Qual è il suo atteggiamento, presidente, di fronte alla verifica, ai numeri del Senato, ai sette punti programmatici di Lamberto Dini? Risposta alla Prodi: "Fiducia, fiducia".

Ci vuole l'ostinazione quadrata di "Romano" per ricorrere alla parola "fiducia" per un governo sempre a rischio di essere sfiduciato; e anche di fronte alle cifre di quelli che lui chiama con nonchalance accademica "opinion polls", i sondaggi che lo danno alla miserabile soglia del 25 per cento. "Ma il fatto è che tutti sottovalutano un aspetto fondamentale, e cioè la possibilità di recupero del governo e del centrosinistra". Sulla fiducia di Prodi non esistono dubbi: il premier è davvero convinto, anzi di più, intellettualmente sicuro che lavorando con coerenza il governo non si limiterà a galleggiare, ma risalirà la china.

Ottimismo gratuito? No, dice lui: realismo pragmatico. Eppure in estrema sintesi il quadro è il seguente: una serie discretamente coerente di dati positivi, sui conti pubblici come sui dati dell'economia reale, si è tradotta fra l'opinione pubblica nella percezione di una catastrofe, tanto da avere indotto a una delusione grave anche ampie fasce del voto di centrosinistra.

Com'è stato possibile? Per Prodi il disagio nelle famiglie è reale. Ma è sulle ragioni del disagio che si deve ragionare senza pregiudizi: "Parlare di un effetto dell'inflazione rispetto a salari rimasti bloccati conduce a una diagnosi generica. La realtà appare molto più sfaccettata: oggi le famiglie hanno una struttura dei consumi in cui le componenti nuove rispetto ai consumi tradizionali sono diventate incomprimibili".
Già, ma non ci sono solo i cellulari, la televisione satellitare, la connessione adsl, le rateazioni, i mutui. In realtà si assiste anche a una lievitazione incontrollata delle tariffe (nonché a misure di contenimento dell'aumento del carburante che sono rimaste lettera morta: molti discorsi sulle accise e pochi effetti sui distributori). Ma si ha la sensazione che il premier voglia guardare più in là della contingenza: "Tutto vero, ma noi oggi ci troviamo davanti a una possibilità importante, cioè alla chance di cambiare di segno alla dinamica socio-economica del nostro paese. E questo è praticabile oggi non per un miracolo inopinato, ma perché abbiamo posto le premesse giuste nei diciannove mesi di governo. Abbiamo fatto il risanamento, adesso proviamo a fare il miglioramento".
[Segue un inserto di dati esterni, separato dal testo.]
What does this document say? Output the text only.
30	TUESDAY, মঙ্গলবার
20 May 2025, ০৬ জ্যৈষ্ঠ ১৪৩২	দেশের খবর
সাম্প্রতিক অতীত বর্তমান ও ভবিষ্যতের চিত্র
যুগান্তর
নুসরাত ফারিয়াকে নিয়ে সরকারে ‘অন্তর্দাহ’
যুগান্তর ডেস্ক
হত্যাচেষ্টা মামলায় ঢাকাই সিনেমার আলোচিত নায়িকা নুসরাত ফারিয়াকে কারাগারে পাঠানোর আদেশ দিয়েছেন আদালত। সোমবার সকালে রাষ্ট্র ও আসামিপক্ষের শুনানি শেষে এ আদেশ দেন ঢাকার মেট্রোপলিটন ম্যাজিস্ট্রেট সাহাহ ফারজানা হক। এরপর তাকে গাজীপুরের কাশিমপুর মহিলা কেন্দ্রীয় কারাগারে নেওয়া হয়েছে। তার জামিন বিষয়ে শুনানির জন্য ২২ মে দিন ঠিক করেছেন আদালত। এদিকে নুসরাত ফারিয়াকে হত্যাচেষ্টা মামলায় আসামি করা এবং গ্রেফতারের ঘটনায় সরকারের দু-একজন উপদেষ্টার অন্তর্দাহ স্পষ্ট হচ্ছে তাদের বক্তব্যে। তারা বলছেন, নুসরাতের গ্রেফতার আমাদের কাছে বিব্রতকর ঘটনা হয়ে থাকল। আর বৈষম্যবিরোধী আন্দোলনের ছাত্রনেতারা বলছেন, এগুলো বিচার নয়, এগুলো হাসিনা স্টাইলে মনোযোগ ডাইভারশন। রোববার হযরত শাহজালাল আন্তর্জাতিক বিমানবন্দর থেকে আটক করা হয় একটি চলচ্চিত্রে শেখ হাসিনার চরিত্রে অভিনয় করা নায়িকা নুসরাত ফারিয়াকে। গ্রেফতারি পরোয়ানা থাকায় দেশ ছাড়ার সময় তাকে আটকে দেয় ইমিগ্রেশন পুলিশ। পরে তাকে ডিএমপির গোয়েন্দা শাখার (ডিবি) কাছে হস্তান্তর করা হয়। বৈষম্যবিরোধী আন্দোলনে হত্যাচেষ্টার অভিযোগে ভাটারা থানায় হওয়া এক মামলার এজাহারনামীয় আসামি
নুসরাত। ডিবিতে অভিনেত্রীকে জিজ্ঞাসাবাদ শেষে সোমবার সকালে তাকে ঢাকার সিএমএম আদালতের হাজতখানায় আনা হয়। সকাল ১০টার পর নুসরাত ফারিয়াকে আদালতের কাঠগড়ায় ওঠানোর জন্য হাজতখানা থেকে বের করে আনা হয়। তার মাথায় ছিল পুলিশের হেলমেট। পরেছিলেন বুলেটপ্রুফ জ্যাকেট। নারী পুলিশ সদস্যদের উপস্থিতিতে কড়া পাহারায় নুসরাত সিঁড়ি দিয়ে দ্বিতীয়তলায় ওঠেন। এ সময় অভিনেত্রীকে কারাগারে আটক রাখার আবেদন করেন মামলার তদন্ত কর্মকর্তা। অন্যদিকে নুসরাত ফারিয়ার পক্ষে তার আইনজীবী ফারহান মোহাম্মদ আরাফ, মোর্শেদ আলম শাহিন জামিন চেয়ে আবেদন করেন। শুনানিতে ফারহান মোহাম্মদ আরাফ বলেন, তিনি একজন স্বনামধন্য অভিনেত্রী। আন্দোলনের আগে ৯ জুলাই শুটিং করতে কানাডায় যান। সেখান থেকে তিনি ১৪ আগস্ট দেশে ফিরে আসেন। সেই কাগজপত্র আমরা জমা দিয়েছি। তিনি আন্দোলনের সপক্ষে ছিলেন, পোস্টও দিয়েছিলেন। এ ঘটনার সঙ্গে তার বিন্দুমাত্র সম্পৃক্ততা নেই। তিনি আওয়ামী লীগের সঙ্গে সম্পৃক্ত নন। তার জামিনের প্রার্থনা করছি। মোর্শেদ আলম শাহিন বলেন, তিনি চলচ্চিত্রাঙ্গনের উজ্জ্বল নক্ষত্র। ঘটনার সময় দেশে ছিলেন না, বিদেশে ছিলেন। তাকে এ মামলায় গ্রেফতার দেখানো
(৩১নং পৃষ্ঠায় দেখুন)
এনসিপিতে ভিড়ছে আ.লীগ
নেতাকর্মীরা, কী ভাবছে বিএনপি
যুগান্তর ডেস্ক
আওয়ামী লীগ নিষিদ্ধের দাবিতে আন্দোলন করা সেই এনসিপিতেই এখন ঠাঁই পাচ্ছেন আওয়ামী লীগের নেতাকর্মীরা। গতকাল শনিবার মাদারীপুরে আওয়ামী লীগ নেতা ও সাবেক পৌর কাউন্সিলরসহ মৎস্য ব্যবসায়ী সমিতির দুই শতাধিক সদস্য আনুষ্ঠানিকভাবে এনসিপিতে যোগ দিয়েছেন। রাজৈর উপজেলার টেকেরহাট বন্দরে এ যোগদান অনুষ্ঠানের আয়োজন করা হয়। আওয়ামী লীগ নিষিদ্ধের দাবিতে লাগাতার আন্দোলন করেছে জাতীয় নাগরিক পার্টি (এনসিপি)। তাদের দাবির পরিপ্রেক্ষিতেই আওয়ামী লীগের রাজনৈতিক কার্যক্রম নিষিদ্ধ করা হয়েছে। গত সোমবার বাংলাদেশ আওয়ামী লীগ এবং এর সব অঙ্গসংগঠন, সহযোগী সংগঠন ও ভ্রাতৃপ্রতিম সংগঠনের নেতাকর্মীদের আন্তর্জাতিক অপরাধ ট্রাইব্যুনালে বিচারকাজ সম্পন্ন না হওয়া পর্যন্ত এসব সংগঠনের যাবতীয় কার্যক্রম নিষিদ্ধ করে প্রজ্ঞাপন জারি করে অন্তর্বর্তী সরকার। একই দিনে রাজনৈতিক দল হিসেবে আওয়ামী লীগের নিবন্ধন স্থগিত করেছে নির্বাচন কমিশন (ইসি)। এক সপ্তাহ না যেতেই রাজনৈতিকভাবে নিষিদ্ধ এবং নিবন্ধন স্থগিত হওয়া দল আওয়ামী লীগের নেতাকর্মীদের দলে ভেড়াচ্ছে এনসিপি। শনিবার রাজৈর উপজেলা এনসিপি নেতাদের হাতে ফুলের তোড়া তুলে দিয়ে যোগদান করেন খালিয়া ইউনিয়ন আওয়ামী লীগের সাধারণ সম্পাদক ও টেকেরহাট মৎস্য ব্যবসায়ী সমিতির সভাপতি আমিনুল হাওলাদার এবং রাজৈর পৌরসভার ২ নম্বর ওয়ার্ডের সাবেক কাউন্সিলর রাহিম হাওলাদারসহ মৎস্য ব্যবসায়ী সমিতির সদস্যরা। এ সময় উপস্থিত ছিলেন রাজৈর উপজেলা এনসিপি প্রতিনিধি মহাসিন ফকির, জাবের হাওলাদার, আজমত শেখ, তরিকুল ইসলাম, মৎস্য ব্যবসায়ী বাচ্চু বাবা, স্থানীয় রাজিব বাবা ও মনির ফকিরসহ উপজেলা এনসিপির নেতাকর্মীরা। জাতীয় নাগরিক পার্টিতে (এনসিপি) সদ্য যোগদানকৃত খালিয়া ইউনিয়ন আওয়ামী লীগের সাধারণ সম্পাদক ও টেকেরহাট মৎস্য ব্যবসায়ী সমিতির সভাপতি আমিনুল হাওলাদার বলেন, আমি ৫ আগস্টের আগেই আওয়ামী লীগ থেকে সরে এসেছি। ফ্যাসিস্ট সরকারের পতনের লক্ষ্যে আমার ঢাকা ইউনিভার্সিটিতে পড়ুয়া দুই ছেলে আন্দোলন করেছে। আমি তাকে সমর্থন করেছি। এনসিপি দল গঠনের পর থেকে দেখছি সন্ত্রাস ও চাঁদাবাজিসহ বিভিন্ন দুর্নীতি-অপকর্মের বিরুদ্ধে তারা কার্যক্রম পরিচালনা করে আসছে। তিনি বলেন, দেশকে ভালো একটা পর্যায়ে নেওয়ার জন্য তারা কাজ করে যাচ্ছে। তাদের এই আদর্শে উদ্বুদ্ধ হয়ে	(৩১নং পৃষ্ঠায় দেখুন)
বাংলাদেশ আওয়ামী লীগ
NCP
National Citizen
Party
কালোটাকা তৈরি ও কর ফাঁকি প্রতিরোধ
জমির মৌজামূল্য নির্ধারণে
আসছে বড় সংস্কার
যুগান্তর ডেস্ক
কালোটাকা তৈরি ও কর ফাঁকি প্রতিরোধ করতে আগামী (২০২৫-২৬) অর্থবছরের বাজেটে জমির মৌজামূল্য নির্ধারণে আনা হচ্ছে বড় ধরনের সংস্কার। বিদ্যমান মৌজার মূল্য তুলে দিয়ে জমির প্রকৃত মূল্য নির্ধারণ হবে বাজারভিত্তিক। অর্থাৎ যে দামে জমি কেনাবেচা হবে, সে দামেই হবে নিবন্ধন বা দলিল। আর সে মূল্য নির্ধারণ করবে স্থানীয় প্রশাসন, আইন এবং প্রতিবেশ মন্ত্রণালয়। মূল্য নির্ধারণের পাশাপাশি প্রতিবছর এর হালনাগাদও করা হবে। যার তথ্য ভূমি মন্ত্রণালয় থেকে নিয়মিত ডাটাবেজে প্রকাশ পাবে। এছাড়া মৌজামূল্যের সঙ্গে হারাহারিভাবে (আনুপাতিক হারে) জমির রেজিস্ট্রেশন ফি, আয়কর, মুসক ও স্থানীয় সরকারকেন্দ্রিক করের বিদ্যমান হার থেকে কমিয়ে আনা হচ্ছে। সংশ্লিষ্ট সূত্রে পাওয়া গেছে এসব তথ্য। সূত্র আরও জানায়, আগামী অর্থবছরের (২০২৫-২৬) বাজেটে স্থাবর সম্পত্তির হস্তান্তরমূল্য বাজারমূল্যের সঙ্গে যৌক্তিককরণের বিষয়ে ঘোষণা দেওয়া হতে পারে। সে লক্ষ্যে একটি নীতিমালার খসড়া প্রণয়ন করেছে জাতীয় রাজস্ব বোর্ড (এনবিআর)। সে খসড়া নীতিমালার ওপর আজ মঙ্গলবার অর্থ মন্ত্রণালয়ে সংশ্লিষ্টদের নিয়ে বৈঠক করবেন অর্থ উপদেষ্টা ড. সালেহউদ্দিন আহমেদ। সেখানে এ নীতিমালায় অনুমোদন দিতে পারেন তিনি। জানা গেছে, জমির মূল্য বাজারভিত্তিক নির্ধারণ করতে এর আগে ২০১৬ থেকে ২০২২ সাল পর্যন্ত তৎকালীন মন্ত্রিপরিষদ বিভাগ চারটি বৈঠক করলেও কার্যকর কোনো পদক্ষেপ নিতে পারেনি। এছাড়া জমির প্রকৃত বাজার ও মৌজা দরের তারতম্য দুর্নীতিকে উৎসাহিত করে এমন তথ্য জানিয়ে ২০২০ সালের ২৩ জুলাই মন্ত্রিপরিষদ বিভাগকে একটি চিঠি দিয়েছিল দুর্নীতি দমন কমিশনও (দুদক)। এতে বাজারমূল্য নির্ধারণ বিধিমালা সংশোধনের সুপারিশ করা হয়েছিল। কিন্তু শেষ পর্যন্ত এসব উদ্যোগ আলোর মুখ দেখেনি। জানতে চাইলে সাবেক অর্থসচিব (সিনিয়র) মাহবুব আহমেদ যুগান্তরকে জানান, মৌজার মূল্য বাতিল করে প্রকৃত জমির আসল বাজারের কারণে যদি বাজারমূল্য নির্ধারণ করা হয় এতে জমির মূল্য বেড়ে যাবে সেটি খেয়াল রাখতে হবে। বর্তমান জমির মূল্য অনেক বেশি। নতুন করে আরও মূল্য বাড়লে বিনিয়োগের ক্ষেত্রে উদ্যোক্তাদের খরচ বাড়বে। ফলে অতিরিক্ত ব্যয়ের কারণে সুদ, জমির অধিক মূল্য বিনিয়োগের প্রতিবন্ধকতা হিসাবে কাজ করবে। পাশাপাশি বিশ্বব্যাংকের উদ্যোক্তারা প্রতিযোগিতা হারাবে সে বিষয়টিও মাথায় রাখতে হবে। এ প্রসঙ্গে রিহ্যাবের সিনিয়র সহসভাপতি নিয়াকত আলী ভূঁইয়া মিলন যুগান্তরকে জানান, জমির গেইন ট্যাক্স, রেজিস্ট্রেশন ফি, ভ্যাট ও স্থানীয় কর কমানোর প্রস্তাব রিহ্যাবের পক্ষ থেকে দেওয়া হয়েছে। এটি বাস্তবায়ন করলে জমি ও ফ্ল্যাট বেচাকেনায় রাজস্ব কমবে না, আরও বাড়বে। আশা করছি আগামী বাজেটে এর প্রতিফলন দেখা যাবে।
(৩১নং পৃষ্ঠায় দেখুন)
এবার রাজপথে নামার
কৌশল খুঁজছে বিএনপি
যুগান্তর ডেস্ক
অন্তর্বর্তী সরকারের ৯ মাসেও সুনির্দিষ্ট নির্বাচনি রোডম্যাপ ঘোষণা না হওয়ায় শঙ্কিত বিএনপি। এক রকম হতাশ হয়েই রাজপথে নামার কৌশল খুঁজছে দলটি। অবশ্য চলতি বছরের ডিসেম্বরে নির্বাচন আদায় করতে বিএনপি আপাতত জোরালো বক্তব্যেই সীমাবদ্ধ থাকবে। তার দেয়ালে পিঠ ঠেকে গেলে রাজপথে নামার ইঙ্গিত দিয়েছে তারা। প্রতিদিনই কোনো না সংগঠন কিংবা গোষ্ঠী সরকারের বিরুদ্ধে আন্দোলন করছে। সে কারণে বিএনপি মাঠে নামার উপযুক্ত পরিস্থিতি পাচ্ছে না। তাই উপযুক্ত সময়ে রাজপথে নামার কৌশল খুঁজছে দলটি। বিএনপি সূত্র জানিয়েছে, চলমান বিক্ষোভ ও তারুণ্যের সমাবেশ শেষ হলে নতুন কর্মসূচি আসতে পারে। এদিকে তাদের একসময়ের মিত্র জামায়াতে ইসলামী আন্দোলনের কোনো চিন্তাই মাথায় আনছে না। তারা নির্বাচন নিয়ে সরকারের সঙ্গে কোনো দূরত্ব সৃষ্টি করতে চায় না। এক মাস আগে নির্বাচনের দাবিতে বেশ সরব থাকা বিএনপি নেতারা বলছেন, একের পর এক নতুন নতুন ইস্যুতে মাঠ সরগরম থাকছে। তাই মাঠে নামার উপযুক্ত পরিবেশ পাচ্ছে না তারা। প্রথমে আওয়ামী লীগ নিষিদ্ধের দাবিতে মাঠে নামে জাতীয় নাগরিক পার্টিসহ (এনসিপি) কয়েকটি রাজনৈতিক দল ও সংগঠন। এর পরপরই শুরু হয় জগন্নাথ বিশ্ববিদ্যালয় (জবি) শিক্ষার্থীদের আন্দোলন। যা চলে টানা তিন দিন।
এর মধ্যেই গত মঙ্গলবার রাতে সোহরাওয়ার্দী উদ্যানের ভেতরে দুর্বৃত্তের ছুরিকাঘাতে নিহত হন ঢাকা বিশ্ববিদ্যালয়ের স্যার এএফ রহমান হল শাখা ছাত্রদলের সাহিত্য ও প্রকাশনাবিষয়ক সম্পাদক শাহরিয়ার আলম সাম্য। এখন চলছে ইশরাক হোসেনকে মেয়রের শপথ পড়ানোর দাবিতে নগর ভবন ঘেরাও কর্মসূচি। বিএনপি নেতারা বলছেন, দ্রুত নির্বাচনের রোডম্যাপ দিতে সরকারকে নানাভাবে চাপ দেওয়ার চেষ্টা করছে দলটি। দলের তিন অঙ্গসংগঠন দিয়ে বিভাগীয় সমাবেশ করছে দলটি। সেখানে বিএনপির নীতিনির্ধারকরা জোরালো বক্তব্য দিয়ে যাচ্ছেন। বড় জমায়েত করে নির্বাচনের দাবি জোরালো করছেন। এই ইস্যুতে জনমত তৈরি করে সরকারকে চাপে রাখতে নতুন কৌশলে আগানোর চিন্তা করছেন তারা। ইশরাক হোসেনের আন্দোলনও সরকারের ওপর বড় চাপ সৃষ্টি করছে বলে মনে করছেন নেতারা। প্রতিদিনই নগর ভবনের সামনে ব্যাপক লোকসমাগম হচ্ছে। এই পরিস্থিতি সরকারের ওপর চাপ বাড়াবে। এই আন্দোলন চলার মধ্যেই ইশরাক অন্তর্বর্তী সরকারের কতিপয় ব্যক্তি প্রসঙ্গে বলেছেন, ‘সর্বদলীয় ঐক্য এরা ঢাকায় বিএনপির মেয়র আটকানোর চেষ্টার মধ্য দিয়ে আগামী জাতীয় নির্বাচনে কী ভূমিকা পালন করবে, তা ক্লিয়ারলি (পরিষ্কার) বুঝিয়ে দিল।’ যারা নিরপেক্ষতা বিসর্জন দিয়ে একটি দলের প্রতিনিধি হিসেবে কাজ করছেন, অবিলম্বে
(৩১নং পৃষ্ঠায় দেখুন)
Nella sua concezione d'ora in avanti c'è l'opportunità di un "irripetibile" salto di qualità. Bisognerebbe spiegarlo bene anche a tutto il centrosinistra: stabilizzato il bilancio pubblico, si può puntare tutto sulla crescita, chiamando a confronto con l'esecutivo le parti sociali, sindacato e organizzazioni imprenditoriali, per impostare un progetto complessivo di ulteriore rilancio, fondato su due capitoli centrali: aumento della produttività e recupero del potere d'acquisto, grazie alla riduzione della pressione fiscale sulle retribuzioni fino alla soglia dei quarantamila euro. Si tratterebbe soltanto di capire come si combina, il "realismo pragmatico" di Prodi, con il realismo esplicito e "impolitico" di Tommaso Padoa-Schioppa, il quale ieri ha fatto sapere che i chiari di luna delle tasse dureranno fin verso il termine della legislatura.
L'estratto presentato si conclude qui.